For those wanting to assist trauma victims quickly after a tragedy, there are several clinical challenges. Therapists are used to receiving patients months or even years after a trauma event, and they have the comfort of being able to tailor long treatment plans for their patient. Whether the therapist uses unstructured therapy models (e.g., psychoanalytic) or structured models of intervention (e.g., TF-CBT), they can generally work with their client for at least several months. If they wish, the therapist can also tailor their therapy around the symptoms of their client and work towards the goal of symptom reduction.
However, those providing immediate psychological aid like the responders in our unit have neither of these possibilities available to them. They have mere minutes or hours to work with their patient; victims have generally not yet developed any sort of psychopathology or psychological symptoms that the aid provider can use to guide their treatment.
To solve these problems, different models of psychological intervention have been developed specifically for immediate psychological aid. These models are not based on which symptoms a victim has; the model’s steps and core action are designed to be broad, practical and flexible to be able to be delivered to any sort of victim in a rapid manner.
First and foremost, our responders in Pittsburgh will be able to provide Dr. Moshe Farchi’s “6 C’s Model” (מודל המעש”ה בעברית) for those requiring immediate stabilization. For those not needing stabilization (ייצוב), the victims can be provided the eight core steps of the NCTSN’S PFA model.

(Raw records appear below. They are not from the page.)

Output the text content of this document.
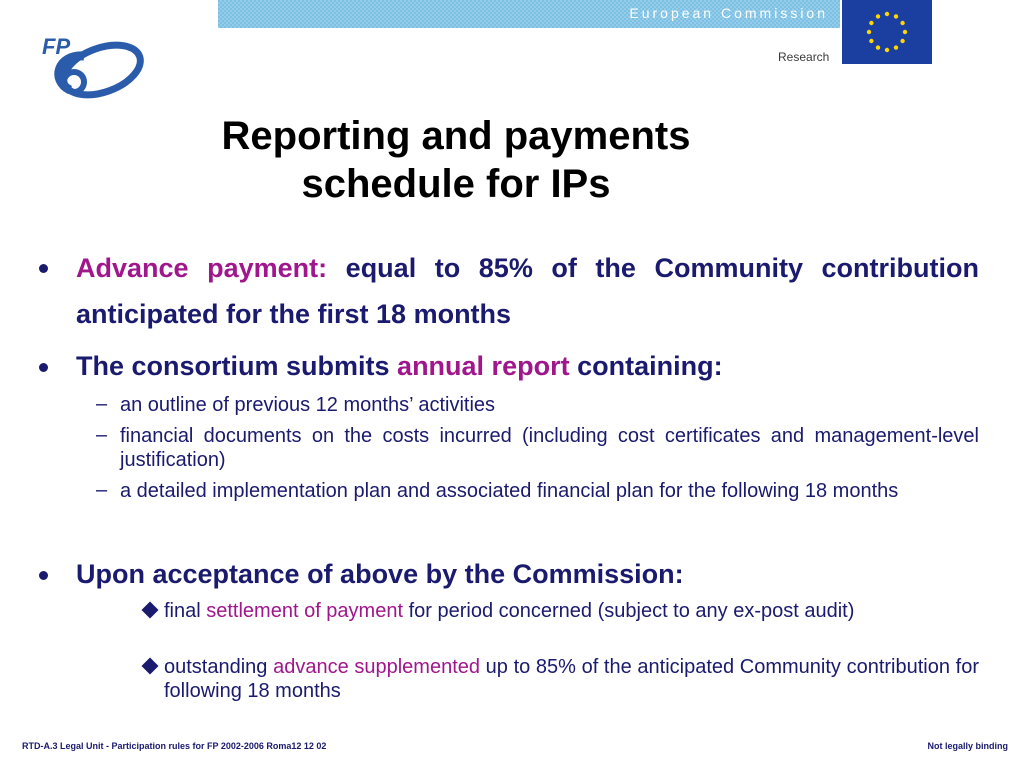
European Commission
Research
FP
Reporting and payments
schedule for IPs
Advance payment: equal to 85% of the Community contribution anticipated for the first 18 months
The consortium submits annual report containing:
– an outline of previous 12 months’ activities
– financial documents on the costs incurred (including cost certificates and management-level justification)
– a detailed implementation plan and associated financial plan for the following 18 months
Upon acceptance of above by the Commission:
final settlement of payment for period concerned (subject to any ex-post audit)
outstanding advance supplemented up to 85% of the anticipated Community contribution for following 18 months
RTD-A.3 Legal Unit - Participation rules for FP 2002-2006 Roma12 12 02	Not legally binding
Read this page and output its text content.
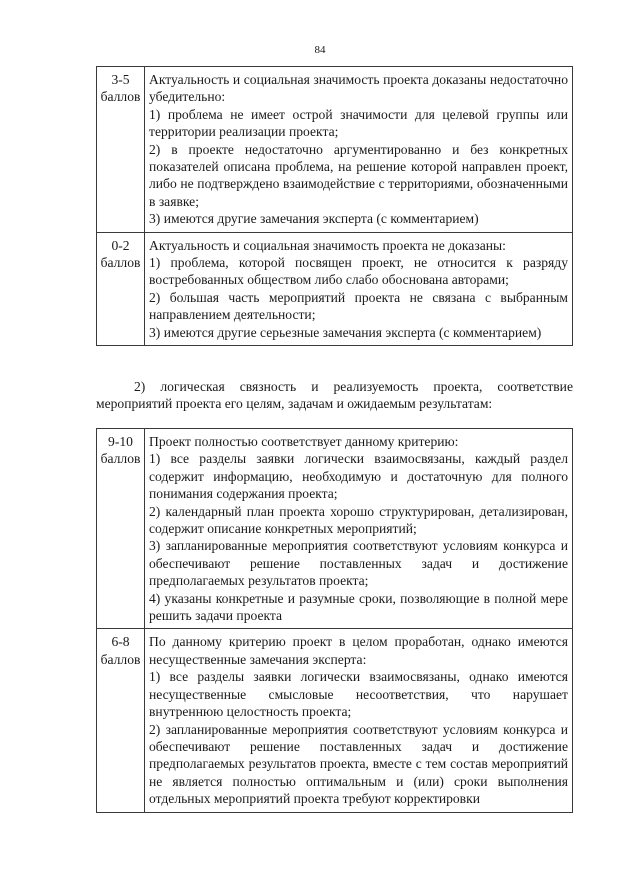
84
3-5
баллов	Актуальность и социальная значимость проекта доказаны недостаточно убедительно:
1) проблема не имеет острой значимости для целевой группы или территории реализации проекта;
2) в проекте недостаточно аргументированно и без конкретных показателей описана проблема, на решение которой направлен проект, либо не подтверждено взаимодействие с территориями, обозначенными в заявке;
3) имеются другие замечания эксперта (с комментарием)

0-2
баллов	Актуальность и социальная значимость проекта не доказаны:
1) проблема, которой посвящен проект, не относится к разряду востребованных обществом либо слабо обоснована авторами;
2) большая часть мероприятий проекта не связана с выбранным направлением деятельности;
3) имеются другие серьезные замечания эксперта (с комментарием)
2) логическая связность и реализуемость проекта, соответствие
мероприятий проекта его целям, задачам и ожидаемым результатам:
9-10
баллов	Проект полностью соответствует данному критерию:
1) все разделы заявки логически взаимосвязаны, каждый раздел содержит информацию, необходимую и достаточную для полного понимания содержания проекта;
2) календарный план проекта хорошо структурирован, детализирован, содержит описание конкретных мероприятий;
3) запланированные мероприятия соответствуют условиям конкурса и обеспечивают решение поставленных задач и достижение предполагаемых результатов проекта;
4) указаны конкретные и разумные сроки, позволяющие в полной мере решить задачи проекта

6-8
баллов	По данному критерию проект в целом проработан, однако имеются несущественные замечания эксперта:
1) все разделы заявки логически взаимосвязаны, однако имеются несущественные смысловые несоответствия, что нарушает внутреннюю целостность проекта;
2) запланированные мероприятия соответствуют условиям конкурса и обеспечивают решение поставленных задач и достижение предполагаемых результатов проекта, вместе с тем состав мероприятий не является полностью оптимальным и (или) сроки выполнения отдельных мероприятий проекта требуют корректировки
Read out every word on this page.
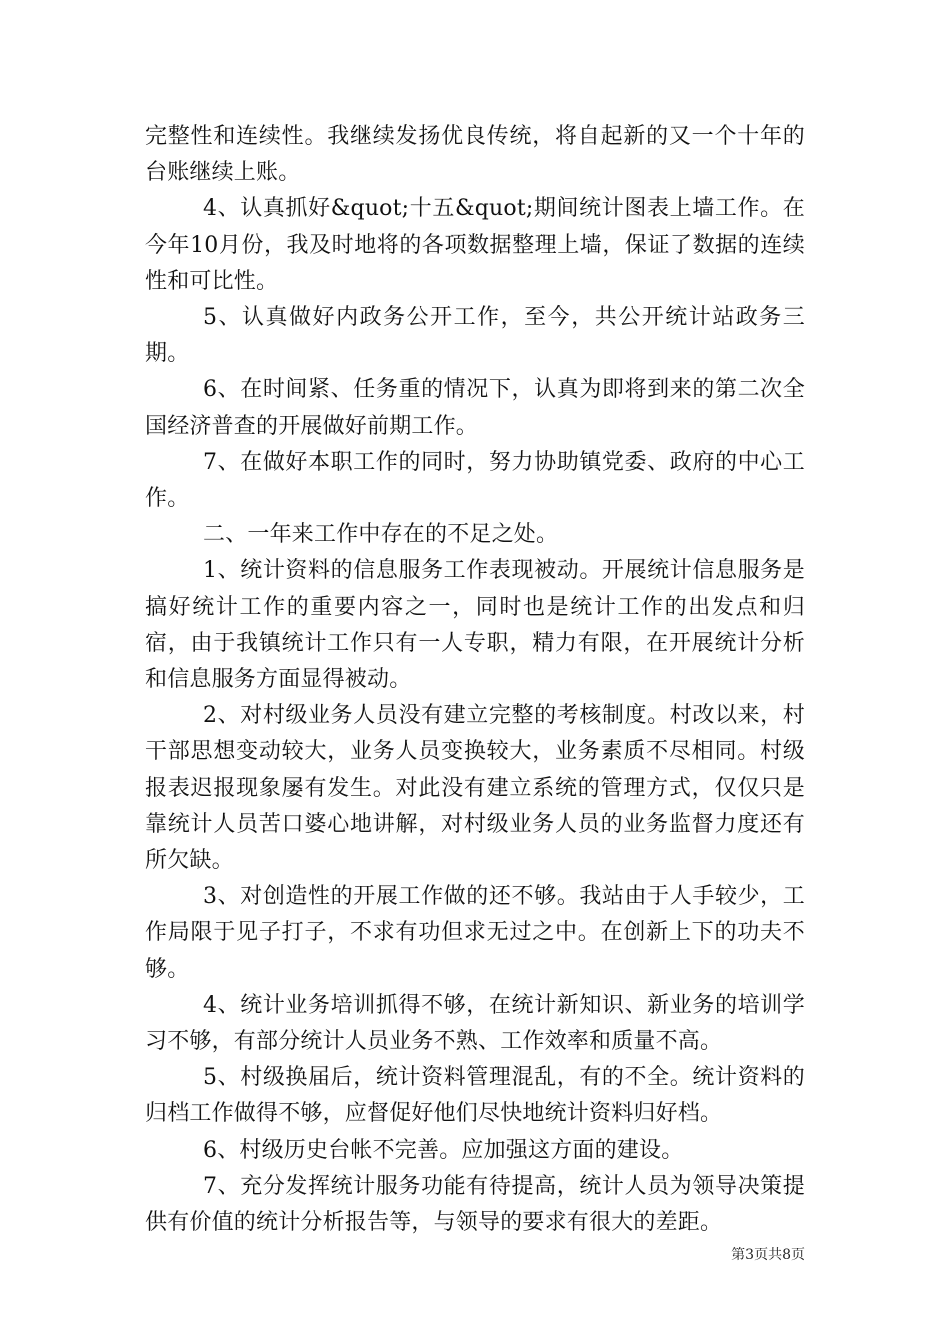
完整性和连续性。我继续发扬优良传统，将自起新的又一个十年的台账继续上账。

4、认真抓好&quot;十五&quot;期间统计图表上墙工作。在今年10月份，我及时地将的各项数据整理上墙，保证了数据的连续性和可比性。

5、认真做好内政务公开工作，至今，共公开统计站政务三期。

6、在时间紧、任务重的情况下，认真为即将到来的第二次全国经济普查的开展做好前期工作。

7、在做好本职工作的同时，努力协助镇党委、政府的中心工作。

二、一年来工作中存在的不足之处。

1、统计资料的信息服务工作表现被动。开展统计信息服务是搞好统计工作的重要内容之一，同时也是统计工作的出发点和归宿，由于我镇统计工作只有一人专职，精力有限，在开展统计分析和信息服务方面显得被动。

2、对村级业务人员没有建立完整的考核制度。村改以来，村干部思想变动较大，业务人员变换较大，业务素质不尽相同。村级报表迟报现象屡有发生。对此没有建立系统的管理方式，仅仅只是靠统计人员苦口婆心地讲解，对村级业务人员的业务监督力度还有所欠缺。

3、对创造性的开展工作做的还不够。我站由于人手较少，工作局限于见子打子，不求有功但求无过之中。在创新上下的功夫不够。

4、统计业务培训抓得不够，在统计新知识、新业务的培训学习不够，有部分统计人员业务不熟、工作效率和质量不高。

5、村级换届后，统计资料管理混乱，有的不全。统计资料的归档工作做得不够，应督促好他们尽快地统计资料归好档。

6、村级历史台帐不完善。应加强这方面的建设。

7、充分发挥统计服务功能有待提高，统计人员为领导决策提供有价值的统计分析报告等，与领导的要求有很大的差距。

第3页共8页
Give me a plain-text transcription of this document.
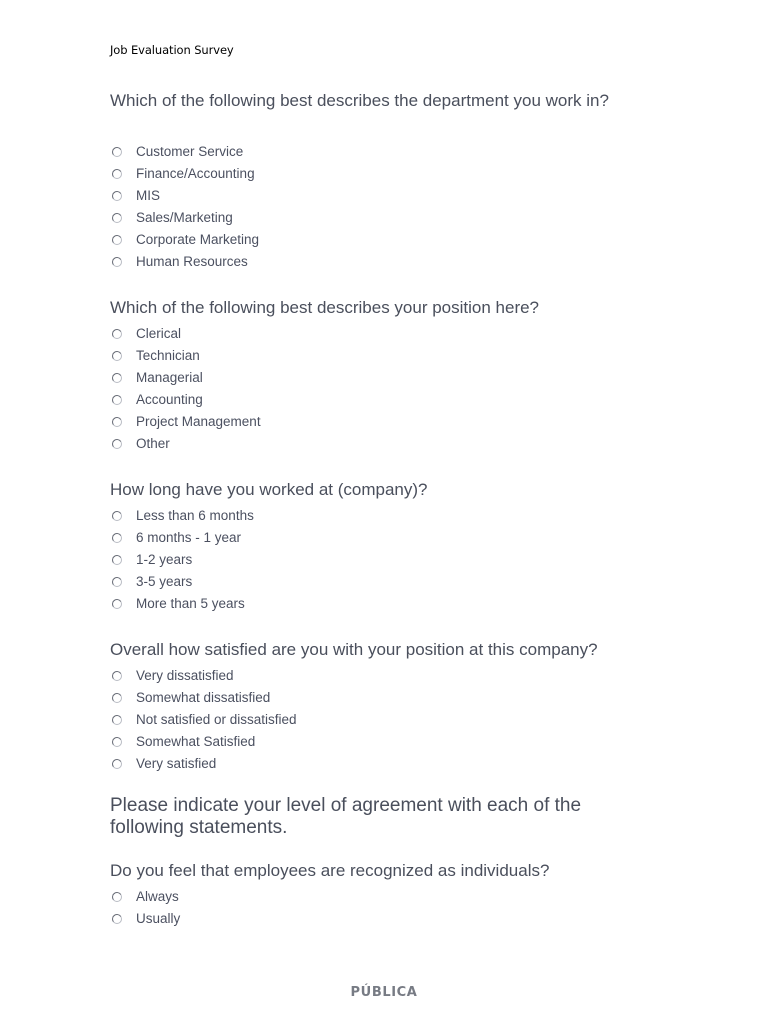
Job Evaluation Survey
Which of the following best describes the department you work in?
Customer Service
Finance/Accounting
MIS
Sales/Marketing
Corporate Marketing
Human Resources
Which of the following best describes your position here?
Clerical
Technician
Managerial
Accounting
Project Management
Other
How long have you worked at (company)?
Less than 6 months
6 months - 1 year
1-2 years
3-5 years
More than 5 years
Overall how satisfied are you with your position at this company?
Very dissatisfied
Somewhat dissatisfied
Not satisfied or dissatisfied
Somewhat Satisfied
Very satisfied
Please indicate your level of agreement with each of the following statements.
Do you feel that employees are recognized as individuals?
Always
Usually
PÚBLICA
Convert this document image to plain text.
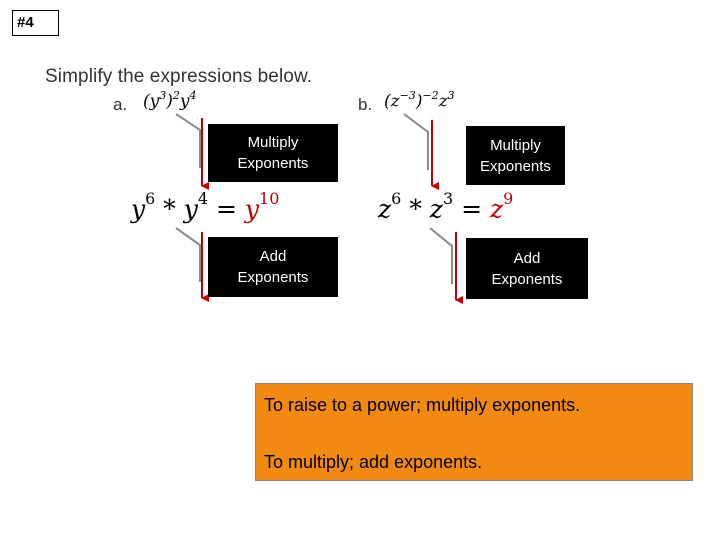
#4
Simplify the expressions below.
a. $(y^3)^2y^4$	b. $(z^{-3})^{-2}z^3$
Multiply
Exponents
Multiply
Exponents
$y^6 * y^4 = y^{10}$	$z^6 * z^3 = z^9$
Add
Exponents
Add
Exponents
To raise to a power; multiply exponents.
To multiply; add exponents.
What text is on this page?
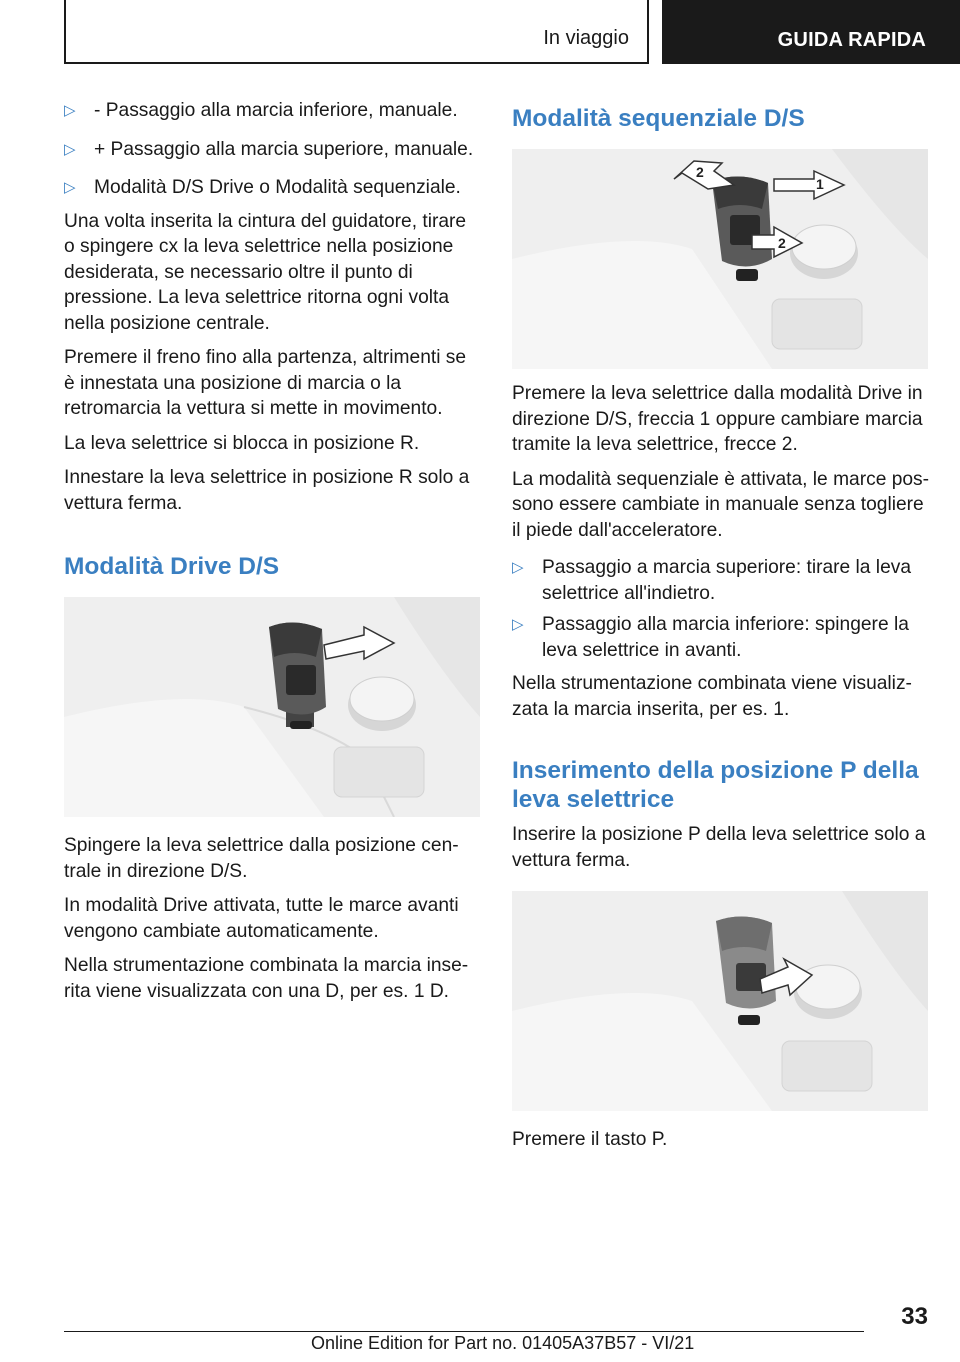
In viaggio	GUIDA RAPIDA
▷ - Passaggio alla marcia inferiore, manuale.
▷ + Passaggio alla marcia superiore, manuale.
▷ Modalità D/S Drive o Modalità sequenziale.

Una volta inserita la cintura del guidatore, tirare o spingere cx la leva selettrice nella posizione desiderata, se necessario oltre il punto di pressione. La leva selettrice ritorna ogni volta nella posizione centrale.

Premere il freno fino alla partenza, altrimenti se è innestata una posizione di marcia o la retromarcia la vettura si mette in movimento.

La leva selettrice si blocca in posizione R.

Innestare la leva selettrice in posizione R solo a vettura ferma.

Modalità Drive D/S

Spingere la leva selettrice dalla posizione centrale in direzione D/S.

In modalità Drive attivata, tutte le marce avanti vengono cambiate automaticamente.

Nella strumentazione combinata la marcia inserita viene visualizzata con una D, per es. 1 D.

Modalità sequenziale D/S
2
1
2

Premere la leva selettrice dalla modalità Drive in direzione D/S, freccia 1 oppure cambiare marcia tramite la leva selettrice, frecce 2.

La modalità sequenziale è attivata, le marce possono essere cambiate in manuale senza togliere il piede dall'acceleratore.

▷ Passaggio a marcia superiore: tirare la leva selettrice all'indietro.
▷ Passaggio alla marcia inferiore: spingere la leva selettrice in avanti.

Nella strumentazione combinata viene visualizzata la marcia inserita, per es. 1.

Inserimento della posizione P della leva selettrice

Inserire la posizione P della leva selettrice solo a vettura ferma.

Premere il tasto P.

33
Online Edition for Part no. 01405A37B57 - VI/21
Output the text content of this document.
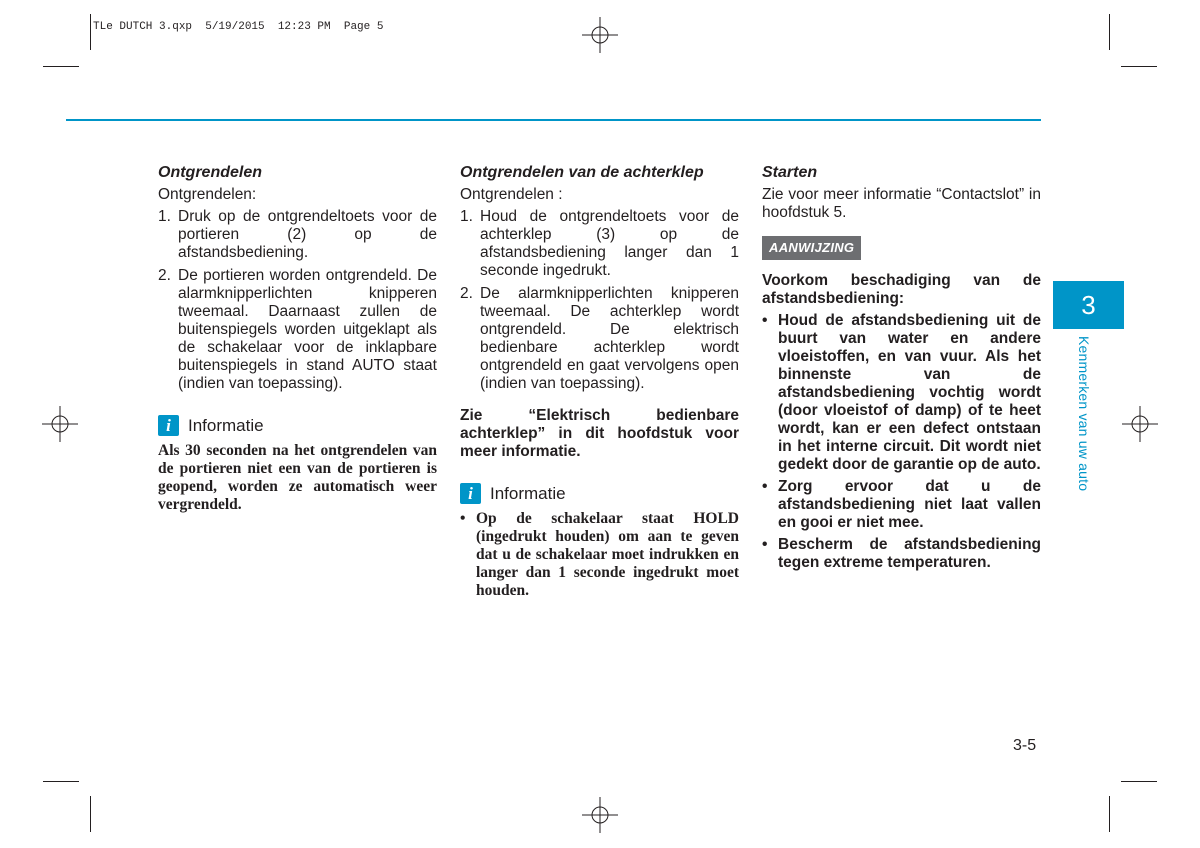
TLe DUTCH 3.qxp  5/19/2015  12:23 PM  Page 5
Ontgrendelen

Ontgrendelen:

1. Druk op de ontgrendeltoets voor de portieren (2) op de afstandsbediening.
2. De portieren worden ontgrendeld. De alarmknipperlichten knipperen tweemaal. Daarnaast zullen de buitenspiegels worden uitgeklapt als de schakelaar voor de inklapbare buitenspiegels in stand AUTO staat (indien van toepassing).
i	Informatie

Als 30 seconden na het ontgrendelen van de portieren niet een van de portieren is geopend, worden ze automatisch weer vergrendeld.

Ontgrendelen van de achterklep

Ontgrendelen :

1. Houd de ontgrendeltoets voor de achterklep (3) op de afstandsbediening langer dan 1 seconde ingedrukt.
2. De alarmknipperlichten knipperen tweemaal. De achterklep wordt ontgrendeld. De elektrisch bedienbare achterklep wordt ontgrendeld en gaat vervolgens open (indien van toepassing).

Zie “Elektrisch bedienbare achterklep” in dit hoofdstuk voor meer informatie.

i	Informatie
• Op de schakelaar staat HOLD (ingedrukt houden) om aan te geven dat u de schakelaar moet indrukken en langer dan 1 seconde ingedrukt moet houden.
Starten

Zie voor meer informatie “Contactslot” in hoofdstuk 5.

AANWIJZING

Voorkom beschadiging van de afstandsbediening:

• Houd de afstandsbediening uit de buurt van water en andere vloeistoffen, en van vuur. Als het binnenste van de afstandsbediening vochtig wordt (door vloeistof of damp) of te heet wordt, kan er een defect ontstaan in het interne circuit. Dit wordt niet gedekt door de garantie op de auto.
• Zorg ervoor dat u de afstandsbediening niet laat vallen en gooi er niet mee.
• Bescherm de afstandsbediening tegen extreme temperaturen.
3
Kenmerken van uw auto
3-5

Adjunct to PFA’s eight steps, which we all know from the course, there is another complimentary model called “SPR” or “Skills for Psychological Recovery.”
SPR is designed to be delivered to victims already several days past when the trauma event has taken place and PFA may not be enough or has already been provided.
The Skills for Psychological Recovery model (SPR) include (from the NCTSN’s website):
Gathering Information and Prioritizing Assistance: Helps survivors to identify their primary concerns and to pick the SPR strategy to focus on.
Building Problem-Solving Skills: Teaches survivors the tools to break problems down into more manageable chunks, identify a range of ways to respond and create an action plan to move forward.
Promoting Positive Activities: Guides survivors to increase meaningful and positive activities in their schedule, with the goal of building resilience and bringing more fulfillment and enjoyment into their life.
Managing Reactions: Helps survivors to better manage distressing physical and emotional reactions by using such tools as breathing retraining, writing exercises, and identifying and planning for triggers and reminders.
Promoting Helpful Thinking: Assists survivors in learning how their thoughts influence their emotions as they become more aware of what they are saying to themselves, and replace unhelpful with more helpful thoughts.
Rebuilding Healthy Social Connections: Encourages survivors to access and enhance social and community supports while keeping in mind the current post-disaster recovery circumstances.
Aside from the Six C’s model, PFA and SPR, our team of experienced clinicians will use whatever tools appropriate to help orient and support those who were affected by the tragic event. In addition and perhaps most importantly, it may be our presence and visible effort to fly all the way across the world to come to their aid that may send strong messages of solidarity and support.